Incarnation is about God with us. Yes, we celebrate a very special incarnation of God in the person of Jesus, but can we see that incarnation is not limited to one person no matter how special that person is. God is with us. God is there in Bethlehem when Jesus was born, and God is there in Bethlehem with all those mothers and families mourning the brutal slaying of their little ones. Can we trust God, can we be awake to the Divine Presence, can we invite God into the midst of our sin and hurt and pain and loss, even when healing and some measure of joy seems to have fled forever?

There is one other dimension to the story that we would do well to think about. In the suffering at Bethlehem we see a prelude to events that take place a little later when the one who escapes the wrath of this tyrant will not escape the wrath of another. It’s important for us who are followers of Christ to realize that the gospel of Jesus not about worldly power and control and success. In fact, the gospel of Jesus often puts us at odds with the powers that be. Often, the gospel of Jesus puts us at odds with the forces and powers that control government, the media, big corporations, and the economy. The symbol for our faith is not a scepter or a throne or a place of power, but a cross – the very means used for Roman execution. The cross is a symbol of humiliation and defeat that expresses vulnerability and weakness, and the cross is a major symbol of our faith.

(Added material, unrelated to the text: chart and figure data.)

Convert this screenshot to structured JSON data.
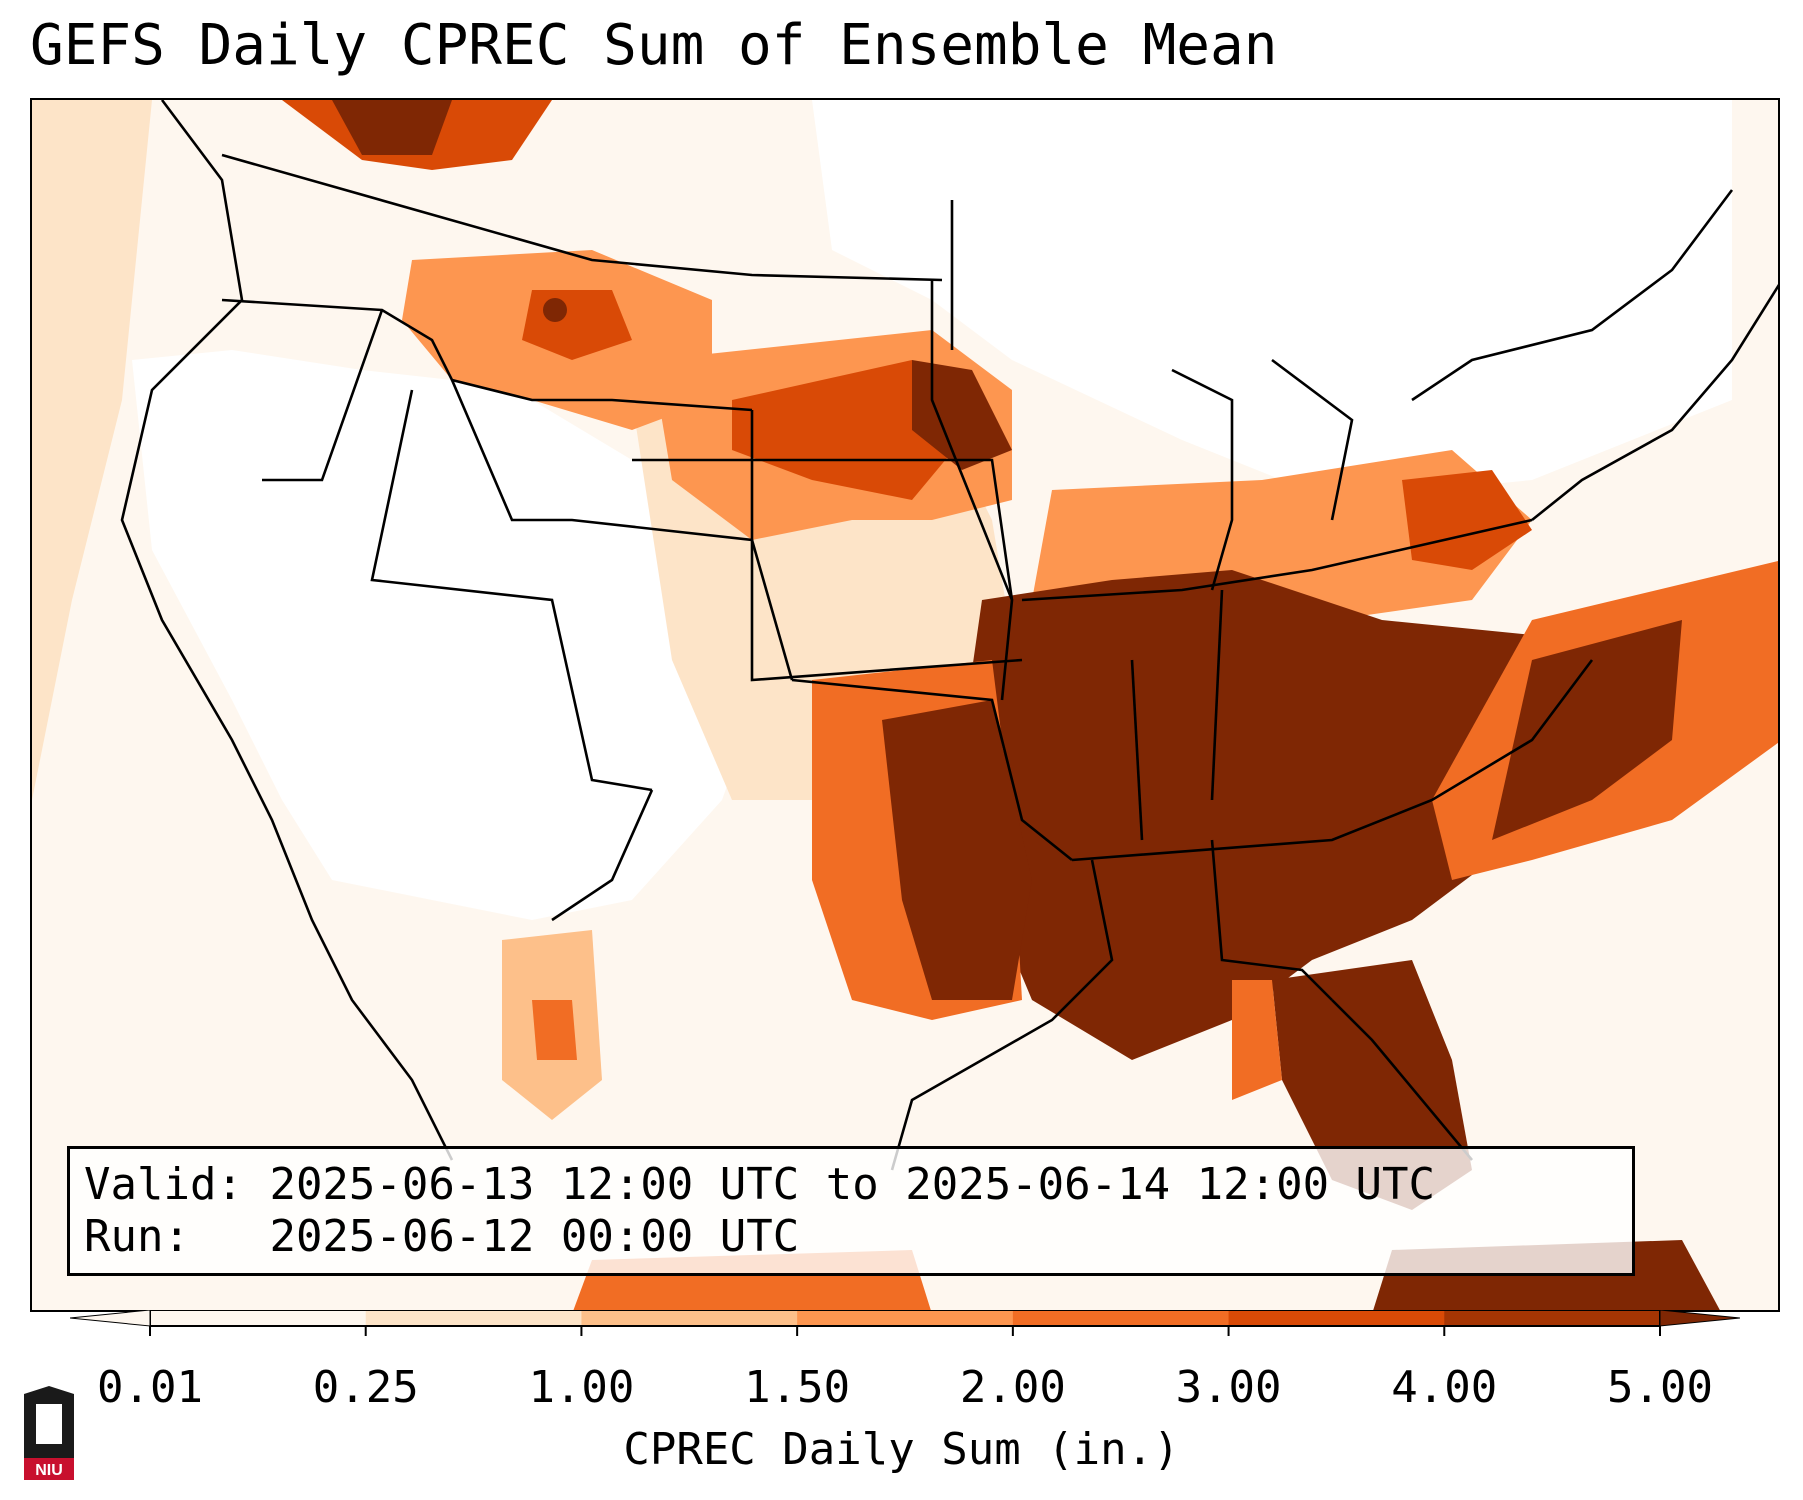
{
  "title": "GEFS Daily CPREC Sum of Ensemble Mean",
  "info": {
    "valid_label": "Valid:",
    "valid_value": "2025-06-13 12:00 UTC to 2025-06-14 12:00 UTC",
    "run_label": "Run:",
    "run_value": "2025-06-12 00:00 UTC"
  },
  "colorbar": {
    "label": "CPREC Daily Sum (in.)",
    "ticks": [
      "0.01",
      "0.25",
      "1.00",
      "1.50",
      "2.00",
      "3.00",
      "4.00",
      "5.00"
    ],
    "colors": [
      "#fef7ef",
      "#fde4c8",
      "#fdc08a",
      "#fd9650",
      "#f16d24",
      "#d94a06",
      "#a53503",
      "#7f2704"
    ],
    "extend": "both"
  },
  "map": {
    "region": "CONUS",
    "palette": [
      "#ffffff",
      "#fef7ef",
      "#fde4c8",
      "#fdc08a",
      "#fd9650",
      "#f16d24",
      "#d94a06",
      "#7f2704"
    ]
  },
  "logo": {
    "name": "NIU",
    "text": "NIU",
    "colors": {
      "dark": "#1a1a1a",
      "red": "#c8102e"
    }
  }
}
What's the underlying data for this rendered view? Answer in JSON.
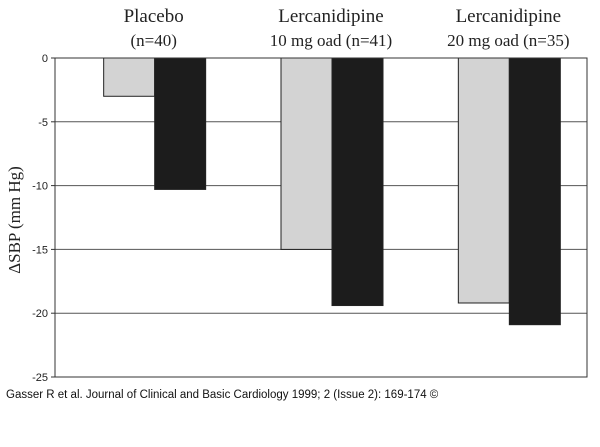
{
  "chart_data": {
    "type": "bar",
    "categories": [
      {
        "line1": "Placebo",
        "line2": "(n=40)"
      },
      {
        "line1": "Lercanidipine",
        "line2": "10 mg oad (n=41)"
      },
      {
        "line1": "Lercanidipine",
        "line2": "20 mg oad (n=35)"
      }
    ],
    "series": [
      {
        "name": "light",
        "color": "#d3d3d3",
        "values": [
          -3.0,
          -15.0,
          -19.2
        ]
      },
      {
        "name": "dark",
        "color": "#1c1c1c",
        "values": [
          -10.3,
          -19.4,
          -20.9
        ]
      }
    ],
    "ylabel": "ΔSBP (mm Hg)",
    "ylim": [
      -25,
      0
    ],
    "yticks": [
      0,
      -5,
      -10,
      -15,
      -20,
      -25
    ],
    "ytick_labels": [
      "0",
      "-5",
      "-10",
      "-15",
      "-20",
      "-25"
    ],
    "grid": true
  },
  "caption": "Gasser R et al. Journal of Clinical and Basic Cardiology 1999; 2 (Issue 2): 169-174 ©"
}
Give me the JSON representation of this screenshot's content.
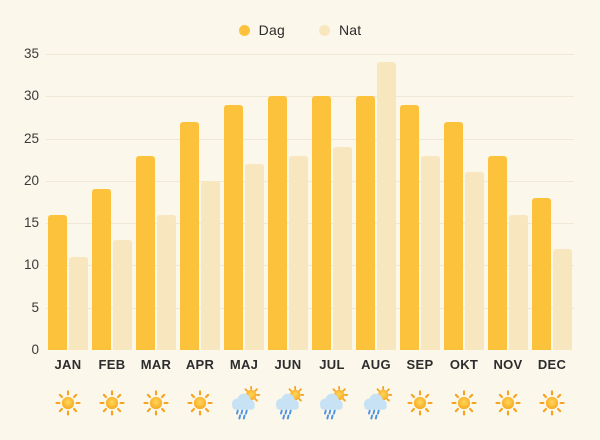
{
  "colors": {
    "background": "#FCF7EB",
    "gridline": "#EFE8D7",
    "text": "#2d2d2d",
    "dag_bar": "#FDC23B",
    "nat_bar": "#F8E6BE",
    "sun": "#F6A21B",
    "cloud": "#C8E2F5",
    "raindrop": "#4E94E4"
  },
  "legend": {
    "items": [
      {
        "label": "Dag",
        "color": "#FDC23B"
      },
      {
        "label": "Nat",
        "color": "#F8E6BE"
      }
    ]
  },
  "chart_data": {
    "type": "bar",
    "title": "",
    "xlabel": "",
    "ylabel": "",
    "categories": [
      "JAN",
      "FEB",
      "MAR",
      "APR",
      "MAJ",
      "JUN",
      "JUL",
      "AUG",
      "SEP",
      "OKT",
      "NOV",
      "DEC"
    ],
    "series": [
      {
        "name": "Dag",
        "color": "#FDC23B",
        "values": [
          16,
          19,
          23,
          27,
          29,
          30,
          30,
          30,
          29,
          27,
          23,
          18
        ]
      },
      {
        "name": "Nat",
        "color": "#F8E6BE",
        "values": [
          11,
          13,
          16,
          20,
          22,
          23,
          24,
          34,
          23,
          21,
          16,
          12
        ]
      }
    ],
    "ylim": [
      0,
      35
    ],
    "yticks": [
      0,
      5,
      10,
      15,
      20,
      25,
      30,
      35
    ],
    "grid": true,
    "legend_position": "top",
    "month_icons": [
      "sun",
      "sun",
      "sun",
      "sun",
      "sun-rain",
      "sun-rain",
      "sun-rain",
      "sun-rain",
      "sun",
      "sun",
      "sun",
      "sun"
    ]
  }
}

In writing to the church at Corinth, Paul said that the very image of Christ crucified, the very idea of the Messiah executed, was to many Jews a stumbling block and to many Greeks foolishness. It made no sense. But to those “being saved,” said Paul, it is the very power and wisdom of God. That is, to those being changed by the spiritual power of cross, the cross represents the power and wisdom of God. The cross represents the power of love and the wisdom of doing what is right and just and good regardless of the cost.

Following Jesus doesn’t lead us to safe places where we avoid suffering. In fact, sometimes in our clash with the powers that be our discipleship leads us right into the middle of suffering. Our discipleship certainly always leads us to stand with and for those who do suffer from the policies and practices of the powers that be. Let’s not be afraid. Rather, let’s remember that God is Immanuel. God is with us at all times and in every place.



Our good God, may we know in the core of our being that you suffer with us when we suffer and that in our most difficult times, when beaten down for whatever reason help us to know that you are not out there, somewhere, separated from us, watching from a distance, but help us know that you are right here – among us, with us, in us, absorbing it all. Let us see and know that you are one with us. You are part of us. Your Spirit gives life to our spirit and we live because of you. Help us to see that while you do not offer us answers, you do give us your presence, and may we find in your presence, the hope and grace and faith and endurance to get us through.